Correctness metric: an LLM judge evaluates semantic equivalence between the post-execution document state and the ground-truth state.

Loss & Training¶

The BERT intent classifier is fine-tuned on 3,315 instruction–intent pairs with no overlap with DWBench.
The verifier confidence threshold of 0.6 is determined via sensitivity analysis as the optimal point balancing false negatives and false positives.
The rollback strategy requires no additional training—it relies entirely on the LLM's reasoning capability.

Key Experimental Results¶

Main Results¶

Method	Instruction-Level Accuracy	Session-Level Accuracy	# APIs	Token Usage
Retrieval-only	13.84%	4.40%	4.82	29.6k
Reasoning-only	39.93%	25.20%	5.12	31.6k
Hybrid (PPTC)	64.46%	35.20%	5.30	36.5k
AutoDW	90.33%	62.00%	5.21	42.8k

Ablation Study¶

LLM Backbone	Instruction-Level Accuracy	Session-Level Accuracy	Easy / Medium / Hard
Qwen-Plus	82.82%	53.60%	86.3 / 83.1 / 79.0
DeepSeek-v3	90.33%	62.00%	94.5 / 90.0 / 86.3
Gemini-2.5-Pro	Among best	Among best	High / High / High
GPT-4.1	Among best	Among best	High / High / High

Key Findings¶

76% improvement in session-level completion: from 35.2% (Hybrid) to 62.0% (AutoDW), at the cost of only 25.6% additional token usage.
Hard tasks (>6 APIs) lag the overall average by only 4.4%: demonstrating AutoDW's stability on long-chain complex tasks.
Strong cross-LLM robustness: all four LLM backbones perform well; even the weakest, Qwen-Plus, achieves 82.8% instruction-level accuracy.
Cost-effectiveness of rollback: single-round two-layer rollback is the optimal strategy; additional rounds yield diminishing returns.
~60% of rollbacks occur at format-conversion steps: document format handling remains a weak point for LLMs.

Highlights & Insights¶

Generality of the "stepwise + rollback" paradigm: beyond document automation, this paradigm is transferable to any multi-step execution task such as code generation and data pipelines.
Completeness of the 7-tuple document state representation: precise state tracking is the foundation of the rollback mechanism—accurate verification is impossible without accurate state.
Efficiency of the 178M BERT intent classifier: the design principle of delegating fixed classification to a small model and flexible reasoning to a large model is worth emulating.

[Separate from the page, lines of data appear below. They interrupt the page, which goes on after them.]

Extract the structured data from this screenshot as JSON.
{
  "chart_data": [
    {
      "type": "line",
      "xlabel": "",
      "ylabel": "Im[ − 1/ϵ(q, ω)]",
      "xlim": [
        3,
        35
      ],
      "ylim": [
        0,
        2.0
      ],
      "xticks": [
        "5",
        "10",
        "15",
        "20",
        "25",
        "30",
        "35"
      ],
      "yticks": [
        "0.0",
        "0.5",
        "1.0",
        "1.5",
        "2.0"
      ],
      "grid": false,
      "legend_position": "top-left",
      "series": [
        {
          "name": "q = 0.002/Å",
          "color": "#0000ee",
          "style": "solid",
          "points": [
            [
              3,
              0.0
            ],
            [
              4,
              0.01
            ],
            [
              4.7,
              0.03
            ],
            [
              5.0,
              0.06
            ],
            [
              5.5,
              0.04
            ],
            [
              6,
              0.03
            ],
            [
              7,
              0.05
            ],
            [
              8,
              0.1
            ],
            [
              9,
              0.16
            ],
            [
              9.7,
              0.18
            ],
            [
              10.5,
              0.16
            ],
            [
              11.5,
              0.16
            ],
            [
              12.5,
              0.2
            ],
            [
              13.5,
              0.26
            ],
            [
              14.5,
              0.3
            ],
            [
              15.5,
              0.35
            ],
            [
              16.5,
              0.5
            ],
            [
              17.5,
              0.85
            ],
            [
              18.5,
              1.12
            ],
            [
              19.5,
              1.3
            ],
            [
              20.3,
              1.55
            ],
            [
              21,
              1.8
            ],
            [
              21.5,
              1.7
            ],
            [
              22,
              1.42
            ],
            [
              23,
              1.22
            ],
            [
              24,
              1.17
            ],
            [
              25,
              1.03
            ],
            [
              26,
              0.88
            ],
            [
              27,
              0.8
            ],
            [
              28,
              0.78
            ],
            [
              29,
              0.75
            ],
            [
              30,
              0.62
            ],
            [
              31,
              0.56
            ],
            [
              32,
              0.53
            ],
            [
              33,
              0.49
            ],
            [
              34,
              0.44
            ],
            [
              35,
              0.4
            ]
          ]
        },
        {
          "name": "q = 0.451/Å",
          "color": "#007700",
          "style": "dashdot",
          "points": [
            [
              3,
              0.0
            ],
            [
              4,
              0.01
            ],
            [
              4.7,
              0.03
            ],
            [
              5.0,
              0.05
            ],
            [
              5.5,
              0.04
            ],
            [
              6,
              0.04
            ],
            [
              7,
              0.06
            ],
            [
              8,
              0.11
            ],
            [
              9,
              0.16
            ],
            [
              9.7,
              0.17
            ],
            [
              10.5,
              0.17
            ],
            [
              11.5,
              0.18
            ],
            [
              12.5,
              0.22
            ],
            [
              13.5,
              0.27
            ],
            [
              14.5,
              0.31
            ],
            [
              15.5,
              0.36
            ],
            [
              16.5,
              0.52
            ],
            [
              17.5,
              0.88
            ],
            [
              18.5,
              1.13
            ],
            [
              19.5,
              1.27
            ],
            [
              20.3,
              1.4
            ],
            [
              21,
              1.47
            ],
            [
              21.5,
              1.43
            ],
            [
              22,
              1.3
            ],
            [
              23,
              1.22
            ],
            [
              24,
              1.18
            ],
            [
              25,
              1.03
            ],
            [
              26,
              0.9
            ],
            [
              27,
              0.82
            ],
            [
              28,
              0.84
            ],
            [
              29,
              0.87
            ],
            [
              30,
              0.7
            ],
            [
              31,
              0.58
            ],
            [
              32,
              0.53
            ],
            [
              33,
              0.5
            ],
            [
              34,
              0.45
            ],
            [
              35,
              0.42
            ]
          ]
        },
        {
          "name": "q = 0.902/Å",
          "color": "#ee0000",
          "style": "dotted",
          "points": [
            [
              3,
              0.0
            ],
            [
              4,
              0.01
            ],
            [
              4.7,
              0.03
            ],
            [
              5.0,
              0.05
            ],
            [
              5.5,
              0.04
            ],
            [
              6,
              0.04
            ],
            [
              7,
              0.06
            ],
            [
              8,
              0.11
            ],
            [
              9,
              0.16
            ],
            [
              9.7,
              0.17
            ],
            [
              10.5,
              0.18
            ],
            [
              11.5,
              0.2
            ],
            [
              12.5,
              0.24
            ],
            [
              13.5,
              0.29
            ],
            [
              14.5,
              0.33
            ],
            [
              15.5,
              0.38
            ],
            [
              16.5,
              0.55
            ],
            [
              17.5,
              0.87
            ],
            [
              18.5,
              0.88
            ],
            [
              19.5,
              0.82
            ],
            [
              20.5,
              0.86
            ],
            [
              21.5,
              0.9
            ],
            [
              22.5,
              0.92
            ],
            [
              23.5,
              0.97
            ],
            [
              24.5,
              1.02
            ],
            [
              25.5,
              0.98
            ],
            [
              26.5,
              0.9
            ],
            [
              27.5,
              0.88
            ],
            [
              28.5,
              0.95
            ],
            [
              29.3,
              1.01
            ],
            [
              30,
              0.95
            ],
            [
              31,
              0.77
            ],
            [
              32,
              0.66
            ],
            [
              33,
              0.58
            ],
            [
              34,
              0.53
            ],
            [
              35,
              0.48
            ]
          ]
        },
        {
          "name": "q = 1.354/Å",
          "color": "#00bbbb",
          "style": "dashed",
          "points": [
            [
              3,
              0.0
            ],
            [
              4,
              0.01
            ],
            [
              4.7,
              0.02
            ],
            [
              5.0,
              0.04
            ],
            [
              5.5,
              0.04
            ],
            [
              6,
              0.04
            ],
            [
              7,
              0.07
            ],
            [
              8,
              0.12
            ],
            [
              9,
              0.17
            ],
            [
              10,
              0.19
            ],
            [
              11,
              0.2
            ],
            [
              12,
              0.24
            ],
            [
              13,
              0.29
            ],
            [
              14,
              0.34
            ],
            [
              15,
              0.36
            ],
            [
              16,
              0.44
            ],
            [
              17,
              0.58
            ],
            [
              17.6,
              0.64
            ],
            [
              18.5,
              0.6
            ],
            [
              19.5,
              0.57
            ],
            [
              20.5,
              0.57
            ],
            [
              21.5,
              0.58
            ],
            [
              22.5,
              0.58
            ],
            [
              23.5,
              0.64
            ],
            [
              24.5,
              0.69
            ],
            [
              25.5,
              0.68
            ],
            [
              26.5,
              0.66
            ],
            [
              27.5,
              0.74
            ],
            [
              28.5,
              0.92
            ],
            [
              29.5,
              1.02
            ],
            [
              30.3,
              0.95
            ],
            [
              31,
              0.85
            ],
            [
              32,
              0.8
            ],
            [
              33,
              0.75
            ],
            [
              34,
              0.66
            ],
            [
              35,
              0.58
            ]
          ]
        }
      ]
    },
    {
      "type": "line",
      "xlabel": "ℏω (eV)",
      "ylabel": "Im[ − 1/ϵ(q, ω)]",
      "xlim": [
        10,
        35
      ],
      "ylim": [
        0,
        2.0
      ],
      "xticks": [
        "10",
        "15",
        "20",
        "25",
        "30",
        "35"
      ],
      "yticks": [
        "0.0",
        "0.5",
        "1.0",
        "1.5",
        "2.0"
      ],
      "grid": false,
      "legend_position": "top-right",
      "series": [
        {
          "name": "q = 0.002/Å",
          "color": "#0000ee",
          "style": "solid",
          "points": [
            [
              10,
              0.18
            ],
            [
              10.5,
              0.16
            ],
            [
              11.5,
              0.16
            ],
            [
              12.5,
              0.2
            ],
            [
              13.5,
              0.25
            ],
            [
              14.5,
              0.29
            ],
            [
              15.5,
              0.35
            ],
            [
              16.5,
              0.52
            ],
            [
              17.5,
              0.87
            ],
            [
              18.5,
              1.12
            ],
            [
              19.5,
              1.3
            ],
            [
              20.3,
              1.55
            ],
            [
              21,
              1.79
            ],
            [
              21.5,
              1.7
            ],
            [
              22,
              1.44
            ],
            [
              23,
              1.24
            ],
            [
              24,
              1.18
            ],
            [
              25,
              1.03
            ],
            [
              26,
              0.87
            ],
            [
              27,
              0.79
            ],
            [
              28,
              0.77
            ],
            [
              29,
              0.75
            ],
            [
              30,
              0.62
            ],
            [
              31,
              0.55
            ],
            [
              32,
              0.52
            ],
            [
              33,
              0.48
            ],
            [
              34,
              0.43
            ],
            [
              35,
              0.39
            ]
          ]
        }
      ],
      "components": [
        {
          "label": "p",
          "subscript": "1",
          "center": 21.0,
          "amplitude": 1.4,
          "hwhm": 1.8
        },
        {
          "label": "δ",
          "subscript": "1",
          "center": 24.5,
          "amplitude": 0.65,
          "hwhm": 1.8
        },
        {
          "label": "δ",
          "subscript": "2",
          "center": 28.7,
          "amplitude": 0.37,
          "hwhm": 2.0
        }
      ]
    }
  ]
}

Limitations & Future Work¶

Currently limited to Word documents (.docx); Excel, PowerPoint, PDF, and other formats are not covered.
The 74 APIs cover common operations but fall far short of the full complexity of real-world Office APIs.
The verifier's confidence threshold calibration relies on empirical tuning; adaptive thresholding warrants exploration.
The session-level completion rate of 62%, while substantially ahead of baselines, still leaves considerable room for improvement.

vs. PPTC (PPT automation baseline): PPTC uses a predefined plan with a rule-based mapper and has no error recovery capability; AutoDW's stepwise planning and adaptive rollback yield robust performance across varying task complexity.
vs. DocPilot / TableTalk (human-in-the-loop): these systems rely on human verification at each step; AutoDW replaces human validation with an LLM verifier to achieve full automation.

Rating¶

Dimension	Score	Rationale
Novelty	⭐⭐⭐⭐	Stepwise planning combined with two-layer rollback is a novel and practical design for document agents.
Technical Depth	⭐⭐⭐⭐	The 7-tuple state tracking, 6-dimensional change analysis, and two-layer rollback constitute a complete system design.
Experimental Thoroughness	⭐⭐⭐⭐⭐	Large-scale benchmark of 250 sessions, 4 LLM backbones, difficulty gradients, and ablation studies.
Value	⭐⭐⭐⭐⭐	Directly addresses practical pain points in office automation; a 90% instruction completion rate approaches production readiness.